Шёл сто двадцать первый год новейшей эры. Ничего такого особого сто двадцать лет назад не произошло. Просто люди устали от сосуществовавших различных летоисчислений и необходимости каждый раз пересчитывать где какой год от какого события. И решили начать с нуля, а эру назвать новейшей.
С того нулевого года прошло много лет и совершилось множество событий. Важных и даже важнейших для участников и малозначащих и даже ничтожных для свидетелей. Одним из таких событий была война.
Война началась так давно, что выросло и отвоевало несколько поколений. Теперь она казалась привычной и даже не особо опасной или тяжёлой. Человек ведь привыкает ко всему, на то он и человек. Выживет там, где любая скотина сдохнет или взбунтуется.
И вдруг война кончилась. Как кончается всё, и хорошее, и плохое.

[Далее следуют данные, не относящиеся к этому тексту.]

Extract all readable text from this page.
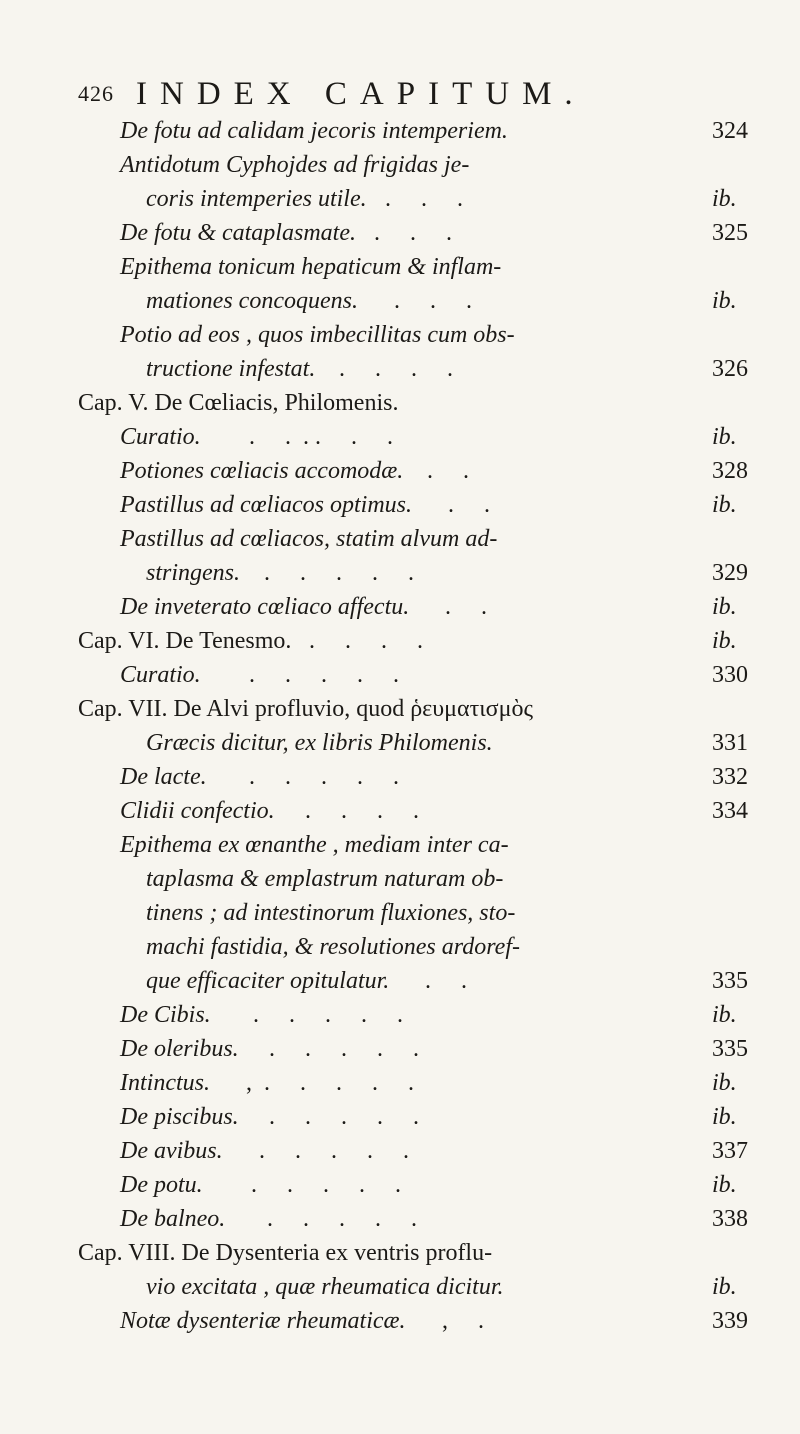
426 INDEX CAPITUM.
De fotu ad calidam jecoris intemperiem.	324
Antidotum Cyphojdes ad frigidas je-
coris intemperies utile. .     .     .	ib.
De fotu & cataplasmate. .     .     .	325
Epithema tonicum hepaticum & inflam-
mationes concoquens. .     .     .	ib.
Potio ad eos , quos imbecillitas cum obs-
tructione infestat. .     .     .     .	326
Cap. V. De Cœliacis, Philomenis.
Curatio. .     .  . .     .     .	ib.
Potiones cœliacis accomodæ. .     .	328
Pastillus ad cœliacos optimus. .     .	ib.
Pastillus ad cœliacos, statim alvum ad-
stringens. .     .     .     .     .	329
De inveterato cœliaco affectu. .     .	ib.
Cap. VI. De Tenesmo. .     .     .     .	ib.
Curatio. .     .     .     .     .	330
Cap. VII. De Alvi profluvio, quod ῥευματισμὸς
Græcis dicitur, ex libris Philomenis.	331
De lacte. .     .     .     .     .	332
Clidii confectio. .     .     .     .	334
Epithema ex œnanthe , mediam inter ca-
taplasma & emplastrum naturam ob-
tinens ; ad intestinorum fluxiones, sto-
machi fastidia, & resolutiones ardoref-
que efficaciter opitulatur. .     .	335
De Cibis. .     .     .     .     .	ib.
De oleribus. .     .     .     .     .	335
Intinctus. ,  .     .     .     .     .	ib.
De piscibus. .     .     .     .     .	ib.
De avibus. .     .     .     .     .	337
De potu. .     .     .     .     .	ib.
De balneo. .     .     .     .     .	338
Cap. VIII. De Dysenteria ex ventris proflu-
vio excitata , quæ rheumatica dicitur.	ib.
Notæ dysenteriæ rheumaticæ. ,     .	339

Закончилась война, как и полагается: блистательной победой одних и безоговорочной капитуляцией других. Началась новая жизнь. Новая жизнь оказалась сразу и хуже, и лучше прежней, потому что была другой. Но люди оставались теми же, и многие упрямо пытались жить по-прежнему, не считаясь с переменами, но были и те, кто считал выгоднее приспособиться, а не спорить.
Конечно, жизнь изменилась. Но для них не настолько, чтобы они растерялись и не знали, что делать. Как что? Приспосабливаться, вот что. К войне приспособились, значит, и к миру приспособится. Каждый по-своему, конечно.
Первая весна свободы была холодной и дождливой. Толпы бывших рабов и бывших рабовладельцев брели по разбитым дорогам, грелись у костров, дрались, а то и убивали друг друга в коротких ожесточенных схватках, и снова разбредались в поисках еды и тепла.
Каждый опасался всех. Ватагой или семьёй, конечно, сподручнее отбиваться, но одному легче прокормиться, ни с кем не делясь.
Декабрь 1992
* * *
Его разбудила боль. Видимо, в тесной куче тел кто-то задел рану на щеке. Или плечо. Он невольно дёрнулся, тревожа соседей, и все зашевелились, задвигались. Кто-то надсадно закашлялся, несколько голосов ответили руганью. Эркин осторожно поднял голову: небо заметно посветлело, звезды уже не различались, или это у него с глазами что-то? Глаз тоже болит. Он хотел поднять руку, пощупать голову, но боль в плече снова отбросила его в беспамятство.
Когда он пришёл в себя, было уже совсем светло, и вокруг клетки, как и вчера, толпились зеваки. Хохотали, показывали пальцами, тыкали палками. И опять было негде укрыться. Они сгрудились в центре клетки и так стояли, цепляясь друг за друга.